Now I love dark comedy, the uncomfortable laugh that makes you think but I'm also partial to the silliness of a good farce.

Here are my favourite comedies from the past 10 years of writing this blog and I would love to know what your favourites are - tell me in the comments.

Upstart Crow, Gielgud Theatre

A clever and funny play that twists and weaves Shakespeare's plots - often exposing their ridiculousness and prejudices - with modern references.

Teenage Dick, Donmar Theatre

Based loosely on Shakespeare's Richard III the setting is an American high school and the machiavellian protagonist is a hemiplegic student Richard who is fed up of being bullied and teased about his disability.

It was a great combination of fun and dark comedy - and had a brilliant dance sequence.

Emilia, Vaudeville

A potent mix of humour, fun and feminism. It had a powerful message delivered in a deliciously entertaining and clever way.

Present Laughter, Old Vic

Director Matthew Warchus put a fresh spin on the well-trodden Noel Coward play which, coupled with Andrew Scott's performance, made this a sublime comedy.

I reviewed it alongside Noises Off at the Lyric Hammersmith, in a compare and contrast of the two comedies which you can read here.

Out There on Fried Meat Ridge Road, White Bear (and also Trafalgar Studios 2)

Warm and witty it was stuffed full of characters who defy initial impressions. Loved it so much I saw it when it had a much-deserved transfer to the Trafalgar Studios.

Dirty Great Love Story, Arts Theatre

A modern love story that starts on a drunken hen and stag night that had me guffawing with laughter.

Hand to God, Vaudeville Theatre

A demonic hand puppet. What more can I say?

Hangmen, Royal Court

Martin McDonagh's comedy-thriller was just so, so good. It is a beautifully dark comedy and is one I really hope gets streamed while theatres are closed so I can see it again.

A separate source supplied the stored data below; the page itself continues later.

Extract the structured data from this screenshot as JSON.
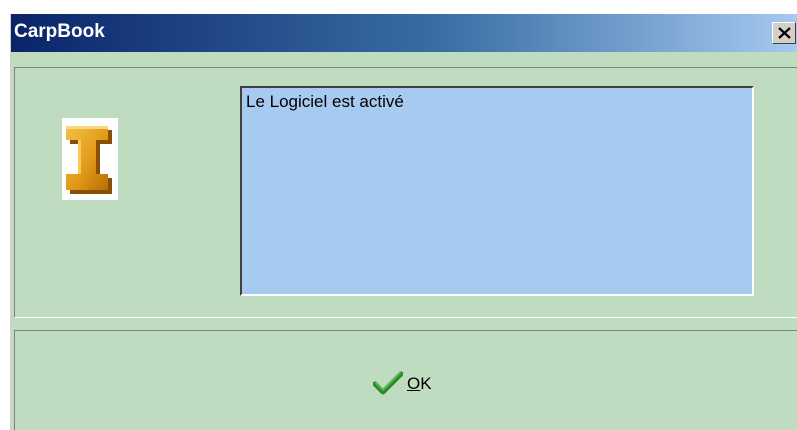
{
  "window": {
    "title": "CarpBook",
    "close_icon": "close-icon",
    "info_icon": "information-i-icon"
  },
  "message": {
    "text": "Le Logiciel est activé"
  },
  "ok_button": {
    "icon": "checkmark-icon",
    "mnemonic": "O",
    "label_rest": "K"
  },
  "colors": {
    "dialog_background": "#c0dcc0",
    "message_background": "#a6caf0",
    "titlebar_start": "#0a246a",
    "titlebar_end": "#a6caf0",
    "checkmark": "#2e8b2e",
    "icon_gold": "#e0a020"
  }
}
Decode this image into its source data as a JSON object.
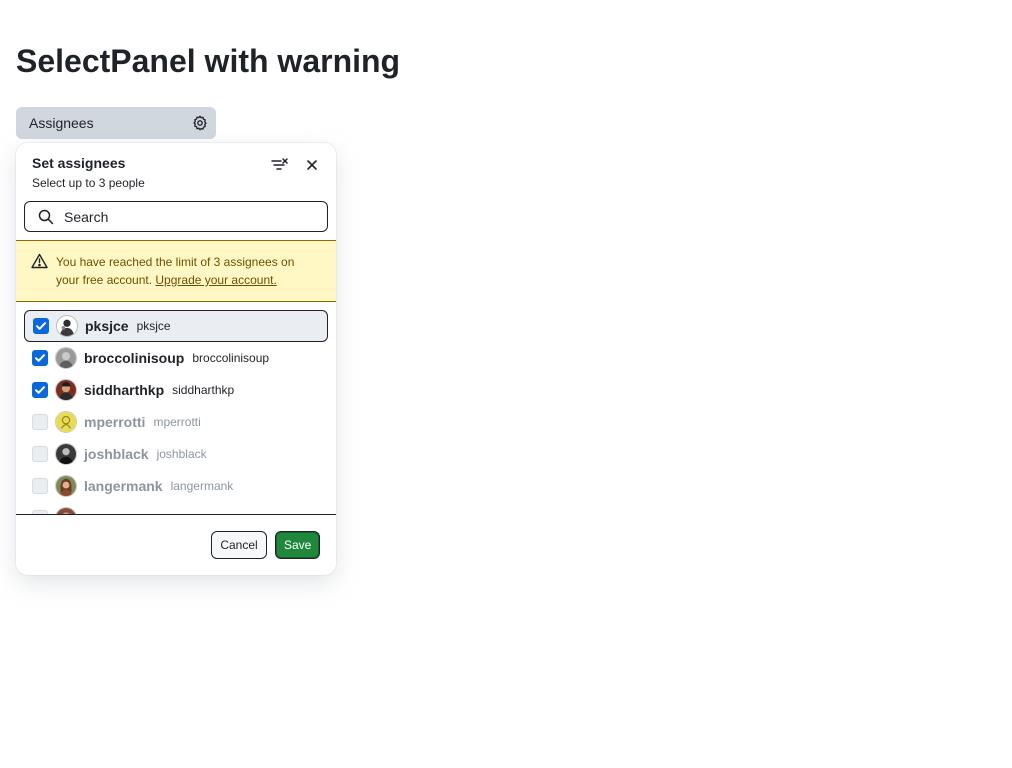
{
  "page": {
    "title": "SelectPanel with warning"
  },
  "anchor": {
    "label": "Assignees",
    "icon": "gear-icon"
  },
  "panel": {
    "title": "Set assignees",
    "subtitle": "Select up to 3 people",
    "filter_icon": "filter-remove-icon",
    "close_icon": "close-icon",
    "search": {
      "placeholder": "Search",
      "value": ""
    },
    "warning": {
      "icon": "alert-icon",
      "text": "You have reached the limit of 3 assignees on your free account. ",
      "link_text": "Upgrade your account."
    },
    "items": [
      {
        "login": "pksjce",
        "name": "pksjce",
        "checked": true,
        "disabled": false,
        "active": true
      },
      {
        "login": "broccolinisoup",
        "name": "broccolinisoup",
        "checked": true,
        "disabled": false,
        "active": false
      },
      {
        "login": "siddharthkp",
        "name": "siddharthkp",
        "checked": true,
        "disabled": false,
        "active": false
      },
      {
        "login": "mperrotti",
        "name": "mperrotti",
        "checked": false,
        "disabled": true,
        "active": false
      },
      {
        "login": "joshblack",
        "name": "joshblack",
        "checked": false,
        "disabled": true,
        "active": false
      },
      {
        "login": "langermank",
        "name": "langermank",
        "checked": false,
        "disabled": true,
        "active": false
      }
    ],
    "footer": {
      "cancel_label": "Cancel",
      "save_label": "Save"
    }
  },
  "colors": {
    "accent": "#0969da",
    "save": "#1f883d",
    "warning_bg": "#fff8c5",
    "warning_text": "#6f4e00"
  }
}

The Cripple of Inishmaan, Noel Coward Theatre

Because I can't have just one Martin McDonagh play on this list. I saw the Cripple more than once and loved the bitter edge to its comedy - can't fault at play that makes you laugh and brings a tear to your eye.

The Play That Goes Wrong, Vaudeville Theatre

This started out in as pub theatre and I first saw it when it transferred to Trafalgar Studios 2. It subsequently transferred to the Vaudeville where I couldn't resist seeing it again.

It is a good old fashioned farce  - innocent silly entertainment without feeling dated - and has become a phenomenal success.

The Comedy of Errors, Hampstead Theatre

Propeller Theatre (what happened to them?) made me love Shakespeare's comedy or at least made me laugh a lot. Their Richard III was superb too.

Clybourne Park, Royal Court Theatre

A ridiculously clever black comedy that through uncomfortable laughter said an awful lot about racism.

And some comedy plays that I thought fell a little flat:

The Man in The White Suit, Wyndhams Theatre - despite some contemporary references it felt dated.

The Dresser, Duke of York's Theatre - great performances but otherwise lacklustre and a play that was past its prime.

Tree, Old Vic Theatre - A comedy sketch stretched to fill 85 minutes.

What The Butler Saw, Vaudeville Theatre - Another farce which felt its age, particularly in the way it treats women.